Party-Gast trank K.o.-Tropfen und starb: Ist das Mord?
Niklas B. (26) gab Bekannten wissentlich gefährliche Brühe – und holt dann keine Hilfe
Bamberg – Auf einer Hausparty stellt ein Typ eine Flasche auf den Tisch. Ein paar Gäste warnt er vor der Droge darin, aber nicht alle. Zwei junge Männer trinken davon. Wenig später kämpfen beide mit dem Tod, der eine überlebt, der andere stirbt. Niklas B. (26), der Mann, der die Flasche zur Party mitgebracht hat, steht jetzt erneut vor Gericht.
Es ist das Jahr 2014, kurz vor Weihnachten. Eine Gruppe junger Männer trifft sich in Bamberg (Bayern) bei einer Kneipentour, danach feiern sie in einer Wohnung weiter. Alle haben Alkohol im Blut. Niklas B. bringt eine Plastikflasche mit. Darin ist Gamma-Butyrolacton (GBL), auch als K.o.-Tropfen oder flüssiges Ecstasy bekannt, ein unberechenbarer Stoff. Er kann aufputschen, aber auch die Atmung lähmen. Besonders in Verbindung mit Alkohol ist die Substanz lebensgefährlich.
Nur ein paar Leuten erzählt B. von der Droge in der Flasche, heißt es in der Anklage. Zwei Männer – 24 und 27 Jahre alt – bekommen das wohl nicht mit und trinken davon. Kurz darauf verlieren sie das Bewusstsein. Der Vorwurf: B. sieht die leblosen Männer, er weiß, wie gefährlich die Droge ist, er wählt aus Angst vor der Polizei aber nicht den Notruf.

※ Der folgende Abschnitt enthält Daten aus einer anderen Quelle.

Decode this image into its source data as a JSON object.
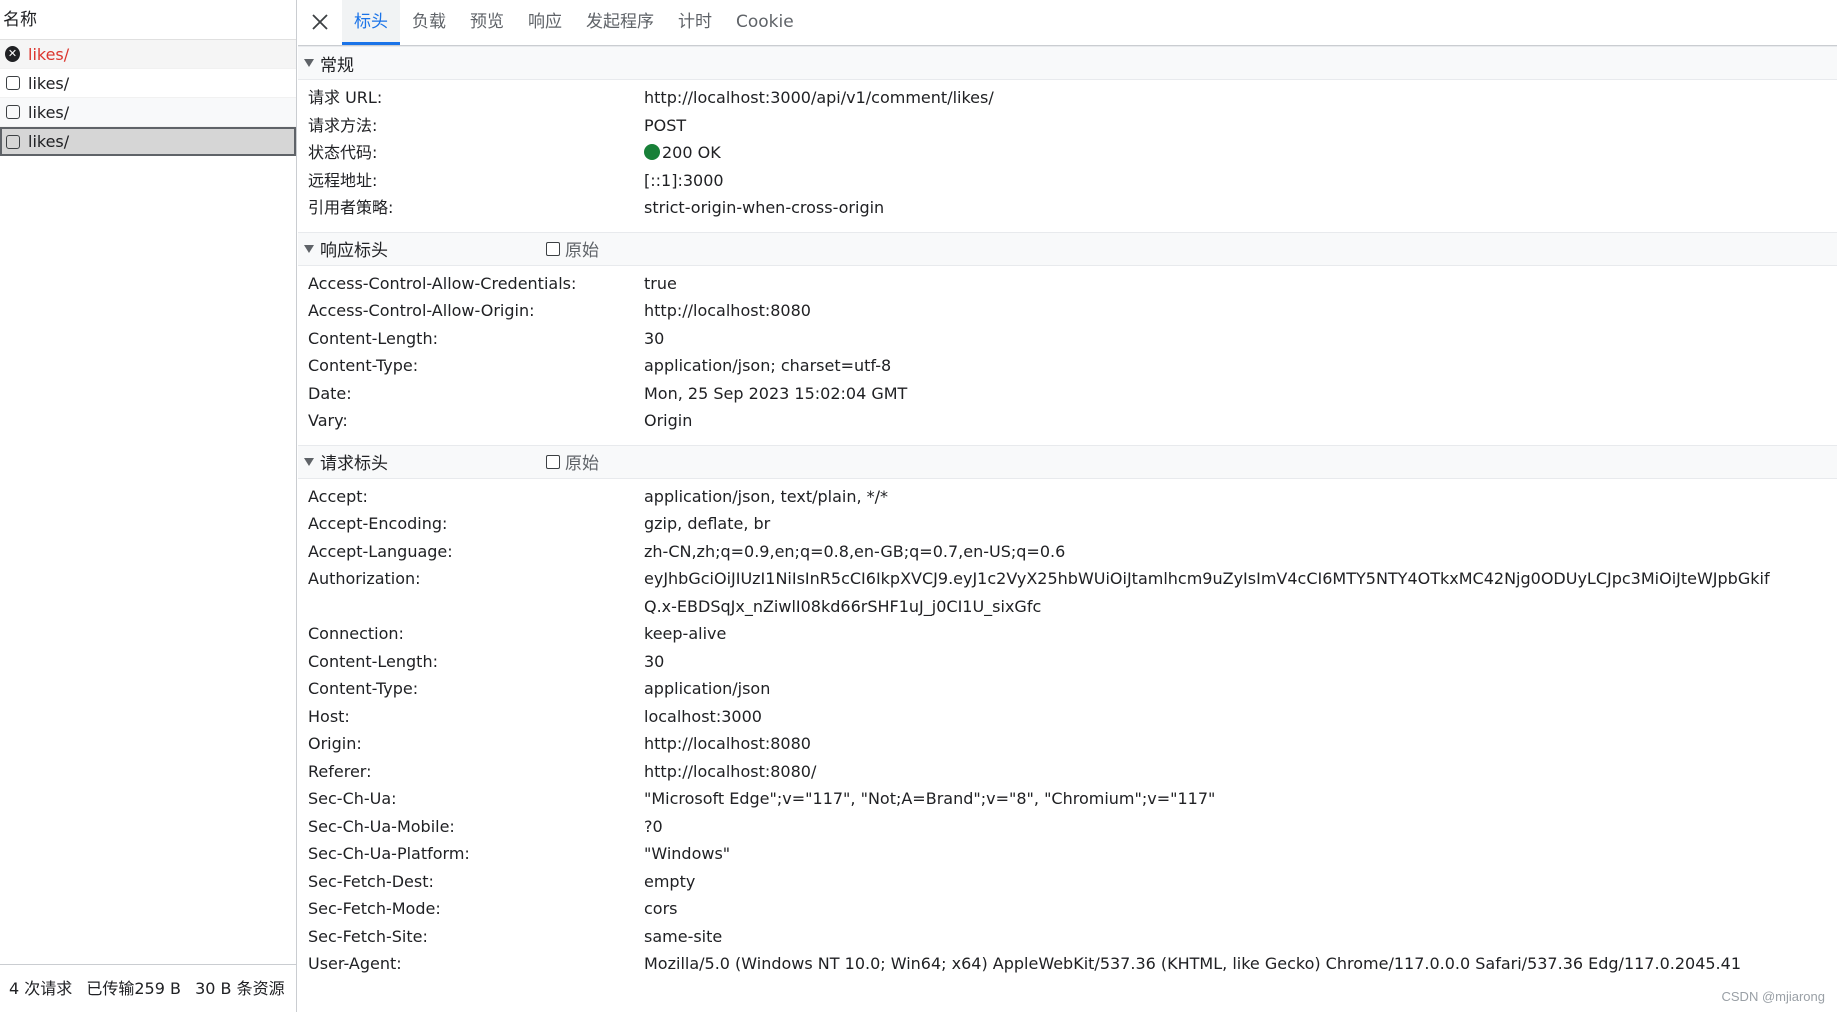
{
  "left": {
    "header": "名称",
    "requests": [
      {
        "label": "likes/",
        "state": "error"
      },
      {
        "label": "likes/",
        "state": "normal"
      },
      {
        "label": "likes/",
        "state": "normal"
      },
      {
        "label": "likes/",
        "state": "selected"
      }
    ],
    "status": {
      "count": "4 次请求",
      "transferred": "已传输259 B",
      "resources": "30 B 条资源"
    }
  },
  "tabs": [
    {
      "label": "标头",
      "active": true
    },
    {
      "label": "负载"
    },
    {
      "label": "预览"
    },
    {
      "label": "响应"
    },
    {
      "label": "发起程序"
    },
    {
      "label": "计时"
    },
    {
      "label": "Cookie"
    }
  ],
  "sections": {
    "general": {
      "title": "常规",
      "rows": [
        {
          "k": "请求 URL:",
          "v": "http://localhost:3000/api/v1/comment/likes/"
        },
        {
          "k": "请求方法:",
          "v": "POST"
        },
        {
          "k": "状态代码:",
          "v": "200 OK"
        },
        {
          "k": "远程地址:",
          "v": "[::1]:3000"
        },
        {
          "k": "引用者策略:",
          "v": "strict-origin-when-cross-origin"
        }
      ]
    },
    "response": {
      "title": "响应标头",
      "raw_label": "原始",
      "rows": [
        {
          "k": "Access-Control-Allow-Credentials:",
          "v": "true"
        },
        {
          "k": "Access-Control-Allow-Origin:",
          "v": "http://localhost:8080"
        },
        {
          "k": "Content-Length:",
          "v": "30"
        },
        {
          "k": "Content-Type:",
          "v": "application/json; charset=utf-8"
        },
        {
          "k": "Date:",
          "v": "Mon, 25 Sep 2023 15:02:04 GMT"
        },
        {
          "k": "Vary:",
          "v": "Origin"
        }
      ]
    },
    "request": {
      "title": "请求标头",
      "raw_label": "原始",
      "rows": [
        {
          "k": "Accept:",
          "v": "application/json, text/plain, */*"
        },
        {
          "k": "Accept-Encoding:",
          "v": "gzip, deflate, br"
        },
        {
          "k": "Accept-Language:",
          "v": "zh-CN,zh;q=0.9,en;q=0.8,en-GB;q=0.7,en-US;q=0.6"
        },
        {
          "k": "Authorization:",
          "v": "eyJhbGciOiJIUzI1NiIsInR5cCI6IkpXVCJ9.eyJ1c2VyX25hbWUiOiJtamlhcm9uZyIsImV4cCI6MTY5NTY4OTkxMC42Njg0ODUyLCJpc3MiOiJteWJpbGkifQ.x-EBDSqJx_nZiwlI08kd66rSHF1uJ_j0CI1U_sixGfc"
        },
        {
          "k": "Connection:",
          "v": "keep-alive"
        },
        {
          "k": "Content-Length:",
          "v": "30"
        },
        {
          "k": "Content-Type:",
          "v": "application/json"
        },
        {
          "k": "Host:",
          "v": "localhost:3000"
        },
        {
          "k": "Origin:",
          "v": "http://localhost:8080"
        },
        {
          "k": "Referer:",
          "v": "http://localhost:8080/"
        },
        {
          "k": "Sec-Ch-Ua:",
          "v": "\"Microsoft Edge\";v=\"117\", \"Not;A=Brand\";v=\"8\", \"Chromium\";v=\"117\""
        },
        {
          "k": "Sec-Ch-Ua-Mobile:",
          "v": "?0"
        },
        {
          "k": "Sec-Ch-Ua-Platform:",
          "v": "\"Windows\""
        },
        {
          "k": "Sec-Fetch-Dest:",
          "v": "empty"
        },
        {
          "k": "Sec-Fetch-Mode:",
          "v": "cors"
        },
        {
          "k": "Sec-Fetch-Site:",
          "v": "same-site"
        },
        {
          "k": "User-Agent:",
          "v": "Mozilla/5.0 (Windows NT 10.0; Win64; x64) AppleWebKit/537.36 (KHTML, like Gecko) Chrome/117.0.0.0 Safari/537.36 Edg/117.0.2045.41"
        }
      ]
    }
  },
  "watermark": "CSDN @mjiarong",
  "colors": {
    "accent": "#1a73e8",
    "error": "#dc362e",
    "ok": "#188038"
  }
}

Erst ein Mitbewohner, der später in die Wohnung kommt, ruft schließlich einen Notarzt. Doch das Gehirn des 27-Jährigen ist da bereits massiv geschädigt, der Mediziner kann ihm nicht mehr helfen. Er stirbt Heiligabend im Krankenhaus. Niklas B. ist angeklagt, weil er eine Flasche K.o.-Tropfen auf eine Party mitgebracht hat und ein Mann daran starb. Die Frage: Macht ihn das zum Mörder?
Der 24-Jährige entkommt nur knapp dem Tod. Für den Vorfall muss Niklas B. im Winter 2015 wegen Mordes und versuchten Mordes vor Gericht. Verurteilt wird er jedoch nur wegen fahrlässiger Tötung und fahrlässiger Körperverletzung
zu zweieinhalb Jahren Haft. Der Staatsanwaltschaft ist das Urteil zu milde, sie geht in Revision und hat vor dem Bundesgerichtshof Erfolg: Der 26-Jährige muss noch mal vor Gericht – wegen Mordes. Niklas B. zeigt sich dort als gebrochener Mann.
Er erzählt von seinen Gesundheitsproblemen, die er nach dem ersten Urteil hatte, von einer Blutvergiftung und Organversagen. Das seien Folgen seines Drogenkonsums. Früher habe er sich Spritzen mit verdünntem GBL gesetzt. Mittlerweile nehme er kein Rauschgift mehr, trinke aber jeden Tag eine Flasche Schnaps.
GBL fällt in Deutschland nicht unter das Betäubungsmittelgesetz. Es wird in der Industrie als Lösungsmittel verwendet. Bei Partys wird es allerdings oft als Droge und auch als K.o.-Tropfen missbraucht. B. sagt, er habe sich nicht vorstellen können, dass jemand davon trinkt. Die Flüssigkeit habe viel zu widerlich geschmeckt.
Ein Urteil wird am 23. November erwartet.